ReasonTypeDescription
ValidationWarningWarningNon-blocking validation warning
ReconcileErrorWarningReconciliation encountered an error
OperationNormalOn-demand operation processed

Quiesce Events

ReasonTypeDescription
NodeQuiesceStartedNormalNode quiesce started
NodeQuiescedNormalNode quiesce completed
NodeQuiesceFailedWarningNode quiesce failed

Operator Resource Sizing

The operator itself is lightweight, but incorrect sizing can cause slow reconciliation or OOM kills.

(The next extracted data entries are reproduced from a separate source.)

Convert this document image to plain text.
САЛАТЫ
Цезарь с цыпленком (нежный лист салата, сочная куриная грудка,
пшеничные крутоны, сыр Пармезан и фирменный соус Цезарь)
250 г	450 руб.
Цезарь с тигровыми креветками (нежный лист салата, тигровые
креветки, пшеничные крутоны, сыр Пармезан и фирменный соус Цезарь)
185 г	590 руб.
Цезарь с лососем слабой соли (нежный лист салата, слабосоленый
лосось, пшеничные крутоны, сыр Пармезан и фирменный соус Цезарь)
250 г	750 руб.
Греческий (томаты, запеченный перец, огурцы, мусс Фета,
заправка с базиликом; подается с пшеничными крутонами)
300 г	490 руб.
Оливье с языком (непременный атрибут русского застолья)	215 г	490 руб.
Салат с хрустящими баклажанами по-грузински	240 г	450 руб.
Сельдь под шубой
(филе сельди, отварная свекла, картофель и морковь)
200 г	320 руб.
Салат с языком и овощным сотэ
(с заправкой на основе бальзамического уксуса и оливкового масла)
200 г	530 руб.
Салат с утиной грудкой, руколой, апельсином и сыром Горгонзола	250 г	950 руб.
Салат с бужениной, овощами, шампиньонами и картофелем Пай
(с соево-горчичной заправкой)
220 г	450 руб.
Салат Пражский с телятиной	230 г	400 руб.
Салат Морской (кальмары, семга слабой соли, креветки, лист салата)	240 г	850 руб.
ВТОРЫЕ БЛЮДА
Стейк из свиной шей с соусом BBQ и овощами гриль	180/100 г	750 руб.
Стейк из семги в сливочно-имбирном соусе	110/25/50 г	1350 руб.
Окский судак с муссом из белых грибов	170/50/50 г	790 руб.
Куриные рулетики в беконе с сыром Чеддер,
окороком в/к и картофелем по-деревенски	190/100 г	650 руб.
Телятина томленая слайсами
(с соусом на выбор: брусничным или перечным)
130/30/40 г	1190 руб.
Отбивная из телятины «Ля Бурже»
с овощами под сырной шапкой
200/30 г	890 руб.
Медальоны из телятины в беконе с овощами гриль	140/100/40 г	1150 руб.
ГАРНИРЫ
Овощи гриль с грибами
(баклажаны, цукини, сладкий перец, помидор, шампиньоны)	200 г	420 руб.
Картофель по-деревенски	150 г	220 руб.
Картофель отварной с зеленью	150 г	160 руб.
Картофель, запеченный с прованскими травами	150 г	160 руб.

Clusters ManagedCPU RequestCPU LimitMemory RequestMemory Limit
1-5100m500m128Mi256Mi
5-20250m1000m256Mi512Mi
20+500m2000m512Mi1Gi

Aerospike Pod Resource Guidelines

Memory limits must accommodate the sum of all namespace data-size values plus ~30% overhead for primary index, buffers, and internal structures:

Minimum Memory = Σ(namespace data-size) × 1.3

For example, a cluster with two 2GB memory namespaces needs at least 2 × 2GB × 1.3 = 5.2GB memory limit.

tip

The Aerospike Cluster Manager UI automatically calculates and adjusts memory limits based on your namespace configuration during cluster creation.

Kubernetes Compatibility

Operator VersionKubernetes VersionsController-RuntimeCRD API Version
v0.1.xv1.26 - v1.35v0.23.xacko.io/v1alpha1
note

The operator uses standard Kubernetes APIs and should work with any CNCF-certified distribution (EKS, GKE, AKS, OpenShift, k3s, etc.).